En el libro del Levítico consta que todo israelita tenía que ofrecer como sacrificio en la fiesta de la Pascua, un buey o una oveja, si era rico; o dos tórtolas o dos pichones, si era pobre. El atrio exterior del Templo o patio de los gentiles se llenaba de vendedores, cambistas, mercaderes, con las consecuencias que podemos imaginar: ruído, vocerío, mugidos, estiércol... Dicho espectáculo existía con el permiso tácito de las autoridades del templo, que obtenían así buenos ingresos. Entonces, Jesús hace una afirmación trascendental: «No hagáis de la casa de mi Padre un mercado». Llama a Dios Padre suyo y actúa con gran contundencia, se proclama ante todos el Mesías Hijo de Dios. Ante la actuación de Jesús los judíos replicaron: ¿ Qué señal nos das para hacer esto?. Respondió Jesús : «Destruid este templo y en tres días lo levantaré».
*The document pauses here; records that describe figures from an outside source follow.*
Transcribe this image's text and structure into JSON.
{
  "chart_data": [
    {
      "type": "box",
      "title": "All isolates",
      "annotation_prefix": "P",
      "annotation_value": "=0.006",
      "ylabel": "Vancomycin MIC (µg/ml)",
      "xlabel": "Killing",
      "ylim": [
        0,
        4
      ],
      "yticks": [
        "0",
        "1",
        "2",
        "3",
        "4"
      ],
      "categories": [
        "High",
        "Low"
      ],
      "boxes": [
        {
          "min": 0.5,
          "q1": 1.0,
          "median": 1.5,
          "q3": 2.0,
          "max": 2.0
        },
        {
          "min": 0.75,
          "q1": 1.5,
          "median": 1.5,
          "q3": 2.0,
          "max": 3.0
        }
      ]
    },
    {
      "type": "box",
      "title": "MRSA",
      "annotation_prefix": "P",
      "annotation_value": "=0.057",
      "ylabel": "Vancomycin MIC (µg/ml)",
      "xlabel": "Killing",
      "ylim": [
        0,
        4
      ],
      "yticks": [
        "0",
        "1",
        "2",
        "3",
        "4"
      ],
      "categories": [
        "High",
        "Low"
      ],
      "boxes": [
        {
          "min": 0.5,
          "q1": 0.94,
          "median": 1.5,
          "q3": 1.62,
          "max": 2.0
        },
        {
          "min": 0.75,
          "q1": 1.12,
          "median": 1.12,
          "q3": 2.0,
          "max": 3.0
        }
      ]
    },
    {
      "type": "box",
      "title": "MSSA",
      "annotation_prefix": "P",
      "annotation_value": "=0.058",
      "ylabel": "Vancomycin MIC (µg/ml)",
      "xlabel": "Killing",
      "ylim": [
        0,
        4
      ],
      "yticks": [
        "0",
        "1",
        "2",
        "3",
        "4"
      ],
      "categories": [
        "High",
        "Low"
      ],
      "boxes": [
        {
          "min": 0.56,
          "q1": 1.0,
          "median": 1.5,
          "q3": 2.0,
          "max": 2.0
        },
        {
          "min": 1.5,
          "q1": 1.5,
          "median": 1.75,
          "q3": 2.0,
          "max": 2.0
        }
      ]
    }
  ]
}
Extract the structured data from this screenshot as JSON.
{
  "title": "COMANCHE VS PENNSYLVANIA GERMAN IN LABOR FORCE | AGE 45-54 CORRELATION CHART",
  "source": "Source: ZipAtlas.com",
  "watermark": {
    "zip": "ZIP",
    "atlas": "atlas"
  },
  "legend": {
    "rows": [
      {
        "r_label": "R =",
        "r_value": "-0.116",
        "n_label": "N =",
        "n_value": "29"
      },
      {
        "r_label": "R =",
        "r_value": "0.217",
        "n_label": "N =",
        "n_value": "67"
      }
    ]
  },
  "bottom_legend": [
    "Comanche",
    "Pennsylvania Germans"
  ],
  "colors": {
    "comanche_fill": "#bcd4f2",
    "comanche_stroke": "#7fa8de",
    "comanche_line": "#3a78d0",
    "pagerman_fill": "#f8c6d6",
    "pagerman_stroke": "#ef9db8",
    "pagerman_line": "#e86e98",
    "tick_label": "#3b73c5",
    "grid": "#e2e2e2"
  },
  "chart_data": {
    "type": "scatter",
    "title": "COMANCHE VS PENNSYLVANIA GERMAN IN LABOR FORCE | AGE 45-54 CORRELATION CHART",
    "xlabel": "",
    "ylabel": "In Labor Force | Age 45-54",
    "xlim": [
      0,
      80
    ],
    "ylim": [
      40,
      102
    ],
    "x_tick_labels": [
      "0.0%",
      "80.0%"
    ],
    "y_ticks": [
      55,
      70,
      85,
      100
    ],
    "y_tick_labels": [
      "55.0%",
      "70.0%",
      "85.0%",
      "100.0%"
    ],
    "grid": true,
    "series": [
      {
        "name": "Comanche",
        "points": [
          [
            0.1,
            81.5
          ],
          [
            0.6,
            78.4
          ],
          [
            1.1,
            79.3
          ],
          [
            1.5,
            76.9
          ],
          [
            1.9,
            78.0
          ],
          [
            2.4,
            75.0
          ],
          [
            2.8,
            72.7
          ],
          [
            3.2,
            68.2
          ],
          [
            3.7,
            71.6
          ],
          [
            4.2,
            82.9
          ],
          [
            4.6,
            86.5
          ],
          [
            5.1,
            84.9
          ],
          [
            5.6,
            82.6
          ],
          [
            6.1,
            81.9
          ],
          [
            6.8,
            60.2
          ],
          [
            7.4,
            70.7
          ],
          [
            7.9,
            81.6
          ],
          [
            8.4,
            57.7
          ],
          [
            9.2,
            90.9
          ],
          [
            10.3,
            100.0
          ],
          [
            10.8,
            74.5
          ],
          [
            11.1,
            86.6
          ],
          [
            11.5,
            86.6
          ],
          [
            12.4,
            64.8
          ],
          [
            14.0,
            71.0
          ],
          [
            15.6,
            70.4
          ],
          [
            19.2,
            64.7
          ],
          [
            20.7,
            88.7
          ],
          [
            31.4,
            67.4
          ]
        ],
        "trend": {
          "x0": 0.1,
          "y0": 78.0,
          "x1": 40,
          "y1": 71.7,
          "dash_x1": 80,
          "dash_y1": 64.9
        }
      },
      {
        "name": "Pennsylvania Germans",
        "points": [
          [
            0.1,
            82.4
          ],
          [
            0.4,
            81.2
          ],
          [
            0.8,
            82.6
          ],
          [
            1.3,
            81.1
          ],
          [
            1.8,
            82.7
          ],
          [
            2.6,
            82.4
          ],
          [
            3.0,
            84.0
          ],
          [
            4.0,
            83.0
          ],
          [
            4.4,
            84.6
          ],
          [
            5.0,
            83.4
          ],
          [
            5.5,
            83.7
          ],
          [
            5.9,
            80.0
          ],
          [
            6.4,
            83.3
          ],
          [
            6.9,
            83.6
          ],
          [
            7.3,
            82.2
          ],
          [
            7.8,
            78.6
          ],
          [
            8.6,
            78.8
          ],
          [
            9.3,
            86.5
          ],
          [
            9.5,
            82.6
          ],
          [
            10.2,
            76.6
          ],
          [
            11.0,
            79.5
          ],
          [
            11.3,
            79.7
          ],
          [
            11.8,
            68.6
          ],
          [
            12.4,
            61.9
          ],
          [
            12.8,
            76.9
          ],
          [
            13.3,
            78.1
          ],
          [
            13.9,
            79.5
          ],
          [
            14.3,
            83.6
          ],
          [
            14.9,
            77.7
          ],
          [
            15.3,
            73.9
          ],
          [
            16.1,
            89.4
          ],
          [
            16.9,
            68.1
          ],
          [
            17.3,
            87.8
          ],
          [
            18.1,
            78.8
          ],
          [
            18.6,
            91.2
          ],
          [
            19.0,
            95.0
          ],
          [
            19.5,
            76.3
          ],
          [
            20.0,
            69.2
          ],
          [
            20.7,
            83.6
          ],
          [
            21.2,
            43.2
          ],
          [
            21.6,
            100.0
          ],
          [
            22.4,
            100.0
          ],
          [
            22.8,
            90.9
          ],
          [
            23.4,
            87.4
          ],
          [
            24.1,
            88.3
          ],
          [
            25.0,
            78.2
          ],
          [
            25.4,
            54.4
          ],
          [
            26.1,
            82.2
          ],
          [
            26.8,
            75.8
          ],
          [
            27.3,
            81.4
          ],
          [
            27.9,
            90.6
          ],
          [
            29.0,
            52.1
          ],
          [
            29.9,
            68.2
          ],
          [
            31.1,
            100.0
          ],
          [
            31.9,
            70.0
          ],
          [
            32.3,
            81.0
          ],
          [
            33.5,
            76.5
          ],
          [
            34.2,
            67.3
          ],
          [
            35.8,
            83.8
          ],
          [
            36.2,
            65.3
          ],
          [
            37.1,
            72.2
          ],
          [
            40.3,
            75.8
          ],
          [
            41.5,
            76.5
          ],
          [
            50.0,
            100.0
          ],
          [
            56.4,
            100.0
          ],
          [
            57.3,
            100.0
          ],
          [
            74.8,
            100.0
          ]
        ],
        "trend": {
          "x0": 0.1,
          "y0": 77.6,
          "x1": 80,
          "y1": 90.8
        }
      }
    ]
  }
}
Jesús hablaba del Templo de su cuerpo. Nuestro Señor Jesucristo, en el cual habita la plenitud de la divinidad corporalmente es el verdadero Templo de Dios. Jesús habla de una de las verdades más profundas sobre si mismo: La Encarnación. Después de la Ascensión del Señor a los cielos esa presencia real, verdadera y substancial del Hijo de Dios permanece entre nosotros en la Sagrada Eucaristía.

Nosotros, por la gracia, somos templos de Dios. El Espíritu Santo habita en nosotros. Bienaventurados los limpios de corazón porque ellos verán a Dios.